A poorly planned escape attempt and Offred becomes a Handmaid. Here she finally wakes up, determined to be reunited with her daughter. “Live in the present, make the most of it, it’s all you’ve got” (143) Offred admirable in her resolve, uses everything at her disposal to maintain her sanity. She lives only in the present, denying herself the opium of escapist fantasy or the resentment that brooding upon her loss would force upon her. Offred cannot afford resentment because it will make her vulnerable. She must and will control her emotions. Like a storekeeper she takes stock of her current situation: “I am thirty-three years old. I have brown hair….I have viable ovaries. I have one more chance.” (143) Offred thinks with cold and calculated reason. She cannot let her emotions take control of her. Her self-control is admirable and exemplary.
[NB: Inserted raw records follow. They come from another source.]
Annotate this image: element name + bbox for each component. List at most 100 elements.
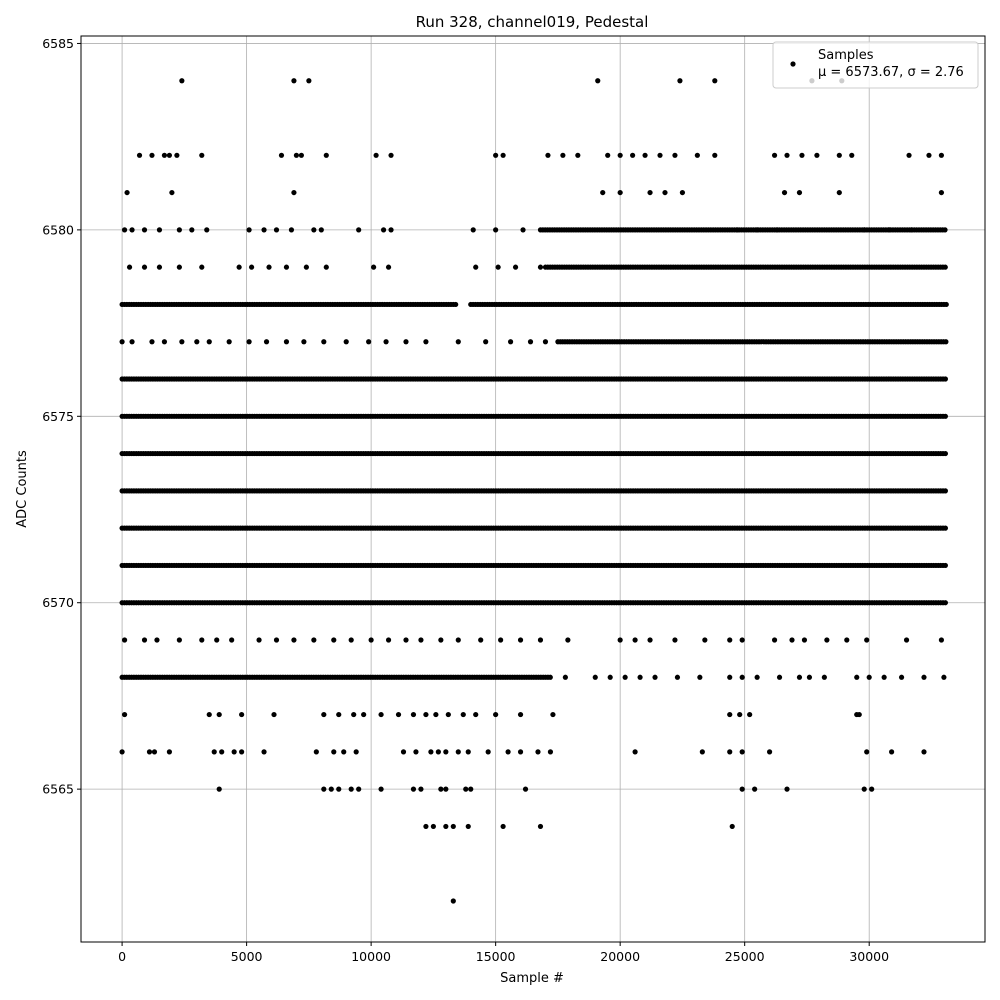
data-point	[288, 227, 295, 233]
data-point	[311, 637, 317, 643]
data-point	[861, 786, 867, 792]
data-point	[799, 152, 805, 158]
data-point	[263, 339, 270, 345]
data-point	[236, 264, 242, 270]
data-point	[657, 152, 663, 158]
data-point	[647, 637, 653, 643]
data-point	[943, 339, 949, 345]
data-point	[455, 637, 461, 643]
data-points	[119, 78, 949, 904]
data-point	[361, 711, 367, 718]
data-point	[637, 674, 643, 680]
data-point	[493, 227, 499, 233]
data-point	[311, 227, 317, 233]
data-point	[754, 674, 760, 680]
data-point	[121, 711, 128, 718]
data-point	[699, 749, 705, 755]
data-point	[776, 674, 783, 680]
data-point	[938, 189, 945, 196]
data-point	[176, 227, 182, 233]
data-point	[727, 674, 733, 680]
data-point	[784, 152, 790, 158]
data-point	[179, 339, 185, 345]
data-point	[864, 749, 870, 755]
data-point	[266, 264, 272, 270]
data-point	[336, 786, 342, 792]
data-point	[256, 637, 262, 643]
data-point	[410, 786, 417, 792]
data-point	[435, 749, 441, 755]
data-point	[443, 823, 449, 830]
data-point	[836, 152, 842, 158]
data-point	[647, 189, 653, 196]
data-point	[500, 152, 506, 158]
data-point	[522, 786, 529, 792]
data-point	[278, 152, 285, 158]
data-point	[453, 301, 459, 308]
data-point	[942, 525, 949, 531]
data-point	[378, 786, 384, 792]
data-point	[216, 786, 222, 792]
data-point	[942, 264, 948, 270]
data-point	[443, 749, 449, 755]
data-point	[702, 637, 708, 643]
data-point	[542, 339, 549, 345]
data-point	[727, 637, 733, 643]
data-point	[517, 637, 524, 643]
data-point	[493, 711, 499, 718]
legend-label: Samples	[818, 48, 874, 63]
data-point	[119, 339, 125, 345]
data-point	[273, 637, 280, 643]
data-point	[483, 339, 489, 345]
data-point	[248, 264, 255, 270]
data-point	[246, 339, 252, 345]
data-point	[214, 637, 220, 643]
data-point	[662, 189, 668, 196]
data-point	[535, 749, 541, 755]
data-point	[443, 786, 449, 792]
data-point	[303, 264, 309, 270]
data-point	[498, 637, 504, 643]
data-point	[166, 749, 173, 755]
data-point	[423, 823, 429, 830]
data-point	[124, 189, 130, 196]
data-point	[199, 152, 205, 158]
data-point	[547, 749, 554, 755]
data-point	[592, 674, 598, 680]
data-point	[403, 637, 409, 643]
data-point	[149, 152, 155, 158]
data-point	[881, 674, 887, 680]
data-point	[271, 711, 277, 718]
data-point	[495, 264, 501, 270]
data-point	[211, 749, 217, 755]
data-point	[468, 786, 474, 792]
data-point	[301, 339, 307, 345]
x-tick-label: 5000	[231, 949, 263, 964]
data-point	[600, 189, 606, 196]
data-point	[239, 749, 245, 755]
data-point	[565, 637, 571, 643]
data-point	[575, 152, 581, 158]
data-point	[774, 227, 780, 233]
data-point	[814, 152, 820, 158]
data-point	[545, 152, 551, 158]
data-point	[938, 152, 945, 158]
data-point	[465, 749, 471, 755]
data-point	[943, 301, 949, 308]
legend-stats: μ = 6573.67, σ = 2.76	[818, 65, 964, 80]
data-point	[784, 786, 790, 792]
data-point	[423, 339, 429, 345]
data-point	[199, 637, 205, 643]
x-tick-label: 0	[118, 949, 126, 964]
data-point	[388, 152, 394, 158]
data-point	[766, 749, 773, 755]
data-point	[331, 637, 337, 643]
data-point	[463, 786, 469, 792]
data-point	[455, 749, 461, 755]
data-point	[866, 674, 872, 680]
data-point	[500, 823, 506, 830]
data-point	[562, 674, 568, 680]
chart-title: Run 328, channel019, Pedestal	[416, 13, 649, 31]
data-point	[151, 749, 158, 755]
y-tick-label: 6580	[42, 222, 74, 237]
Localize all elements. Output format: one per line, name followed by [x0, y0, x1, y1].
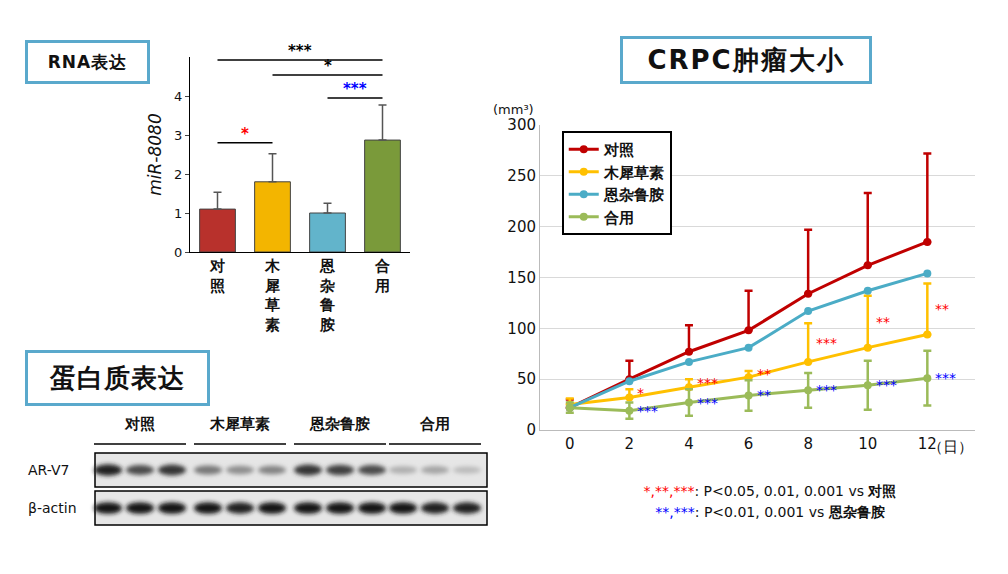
svg-text:合用: 合用: [603, 209, 634, 227]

Why express or even feel emotions that can only endanger her?
As for us, the Handmaids and even the Marthas, we avoid illness. The Marthas don’t want to be forced to retire, because who knows where they go? You don’t see that many old women around anymore. As for us, any real illness, anything lingering, weakening, a loss of flesh or appetite, a fall of hair, a failure of the glands, would be terminal (154).
Offreds courage and resolve in the face of such damning odds is amazing. How can she control herself? but she does! She sees the opportunity afforded her by the Commander’s interest in her. She ponders each and every move on that most dangerous of chess boards. She weight each and every word that she releases from her mouth, both with the Commander and Ofglen. She is not afraid to take calculated risks but only if they will advance her!